In fact, the experience of the NHL shows exaxtly why penalties, from time to time, HAVE to decide the outcome of games; because if officials don’t allow it to happen when it’s merited, the quality of play will decline.
Starting in the early 90s but really getting going in the later part of the decade, less talented NHL teams began to engage in more and more holding, hooking and other illegal plays in an effort to slow down faster, more talented teams, figuring that taking more penalties might not be a bad tradeoff. The result was that referees who called the penalties appropriately came under fire for “allowing penalties to decide the game.” A team would lose 5-3 after giving up three power play goals and people who complain that the refs had decided it; the fact that the losing team had committed eleven minor penalties was blamed on the REFS, not the losing team.

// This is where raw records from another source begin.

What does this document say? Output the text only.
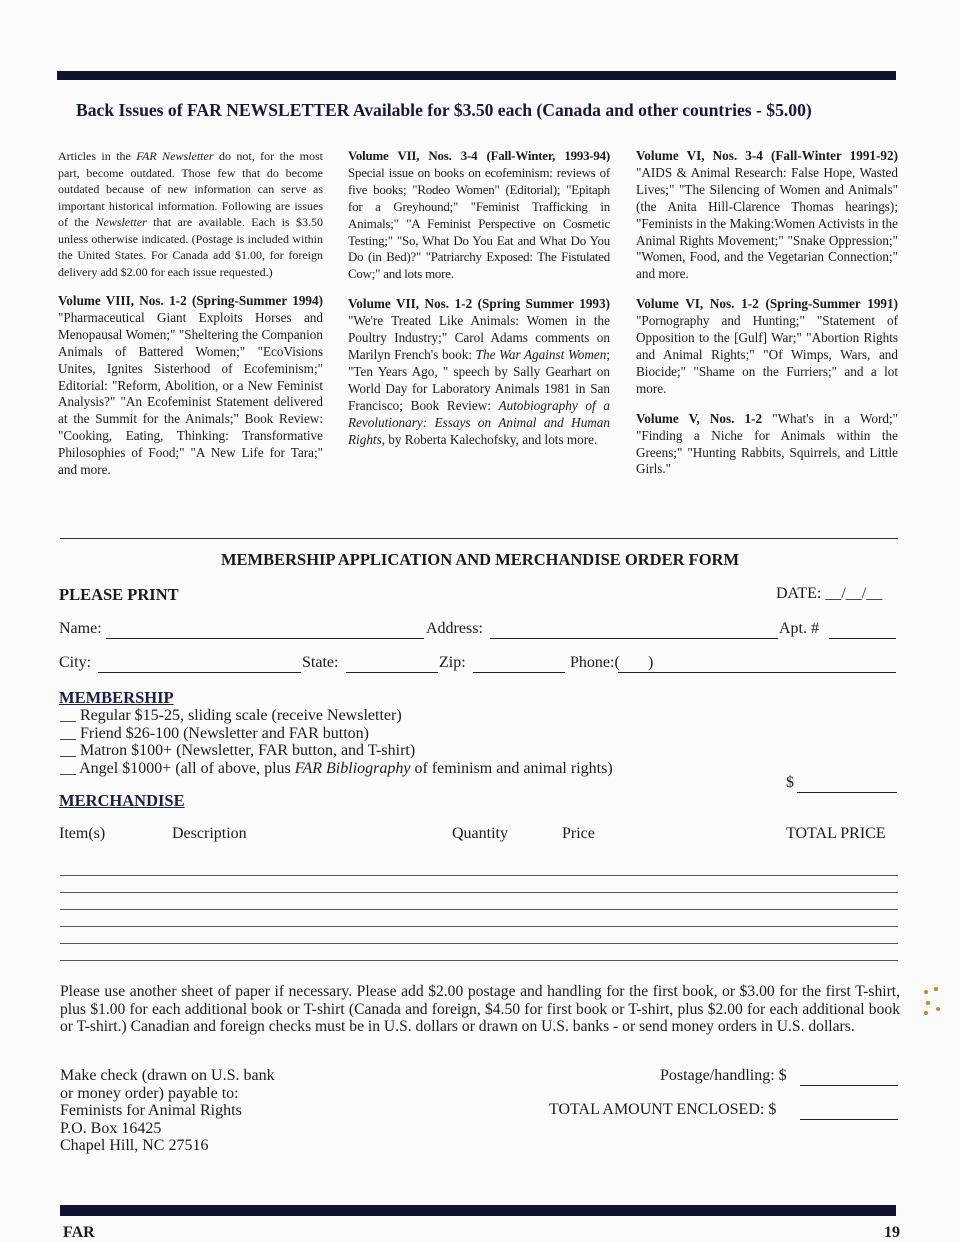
Back Issues of FAR NEWSLETTER Available for $3.50 each (Canada and other countries - $5.00)

Articles in the FAR Newsletter do not, for the most part, become outdated. Those few that do become outdated because of new information can serve as important historical information. Following are issues of the Newsletter that are available. Each is $3.50 unless otherwise indicated. (Postage is included within the United States. For Canada add $1.00, for foreign delivery add $2.00 for each issue requested.)

Volume VIII, Nos. 1-2 (Spring-Summer 1994) "Pharmaceutical Giant Exploits Horses and Menopausal Women;" "Sheltering the Companion Animals of Battered Women;" "EcoVisions Unites, Ignites Sisterhood of Ecofeminism;" Editorial: "Reform, Abolition, or a New Feminist Analysis?" "An Ecofeminist Statement delivered at the Summit for the Animals;" Book Review: "Cooking, Eating, Thinking: Transformative Philosophies of Food;" "A New Life for Tara;" and more.

Volume VII, Nos. 3-4 (Fall-Winter, 1993-94) Special issue on books on ecofeminism: reviews of five books; "Rodeo Women" (Editorial); "Epitaph for a Greyhound;" "Feminist Trafficking in Animals;" "A Feminist Perspective on Cosmetic Testing;" "So, What Do You Eat and What Do You Do (in Bed)?" "Patriarchy Exposed: The Fistulated Cow;" and lots more.

Volume VII, Nos. 1-2 (Spring Summer 1993) "We're Treated Like Animals: Women in the Poultry Industry;" Carol Adams comments on Marilyn French's book: The War Against Women; "Ten Years Ago, " speech by Sally Gearhart on World Day for Laboratory Animals 1981 in San Francisco; Book Review: Autobiography of a Revolutionary: Essays on Animal and Human Rights, by Roberta Kalechofsky, and lots more.

Volume VI, Nos. 3-4 (Fall-Winter 1991-92) "AIDS & Animal Research: False Hope, Wasted Lives;" "The Silencing of Women and Animals" (the Anita Hill-Clarence Thomas hearings); "Feminists in the Making:Women Activists in the Animal Rights Movement;" "Snake Oppression;" "Women, Food, and the Vegetarian Connection;" and more.

Volume VI, Nos. 1-2 (Spring-Summer 1991) "Pornography and Hunting;" "Statement of Opposition to the [Gulf] War;" "Abortion Rights and Animal Rights;" "Of Wimps, Wars, and Biocide;" "Shame on the Furriers;" and a lot more.

Volume V, Nos. 1-2 "What's in a Word;" "Finding a Niche for Animals within the Greens;" "Hunting Rabbits, Squirrels, and Little Girls."

MEMBERSHIP APPLICATION AND MERCHANDISE ORDER FORM
PLEASE PRINT	DATE: __/__/__
Name:	Address:	Apt. #
City:	State:	Zip:	Phone:( )
MEMBERSHIP
__ Regular $15-25, sliding scale (receive Newsletter)
__ Friend $26-100 (Newsletter and FAR button)
__ Matron $100+ (Newsletter, FAR button, and T-shirt)
__ Angel $1000+ (all of above, plus FAR Bibliography of feminism and animal rights)
$
MERCHANDISE
Item(s)	Description	Quantity	Price	TOTAL PRICE
Please use another sheet of paper if necessary. Please add $2.00 postage and handling for the first book, or $3.00 for the first T-shirt, plus $1.00 for each additional book or T-shirt (Canada and foreign, $4.50 for first book or T-shirt, plus $2.00 for each additional book or T-shirt.) Canadian and foreign checks must be in U.S. dollars or drawn on U.S. banks - or send money orders in U.S. dollars.
Make check (drawn on U.S. bank
or money order) payable to:
Feminists for Animal Rights
P.O. Box 16425
Chapel Hill, NC 27516
Postage/handling: $
TOTAL AMOUNT ENCLOSED: $
FAR	19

So, over time, what happened was that referees started spacing penalties out, allocating them more or less evenly to either side. Unless a penalty was particularly egregious - and sometimes, even if it was - refs would not allow one team to get substantially more power plays than the other. If one team had had two or three more power plays, the other team would get a pass on almost any rule violation, which the team with more power plays would be called on the next available penalty.
The result, as you would expect, is that illegal play ballooned. By the early part of this decade, the rules against hooking and holding had effectively been removed from NHL hockey; almost any degree of interference was permitted, including hooking men from behind, attacking the upper body with the stick, pinning men to the ice, holding the arms, tripping, and cross-checking. Pretty much all interference was allowed except for stick-to-the-head hits. Of course, all NHL players had no choice but to engage in non-stop interference, since everyone else was doing it. Penalties were awarded in complete disregard for who had committed penalties, and instead were handed out based on whose turn it was.
The result was a dramatic reduction in the quality of play. Skilled, fast play was quickly squeezed out of the game, and goal scoring plummeted. In 2003-04, no NHL player scored more than 41 goals, a total that 20 years earlier wouldn’t have led most teams. All play became defensive, and hideously boring. So by not allowing PENALTIES to determine the outcome of games, the league allowed breaking the rules to not only determine the outcome of games, but effectively wreck the quality of play.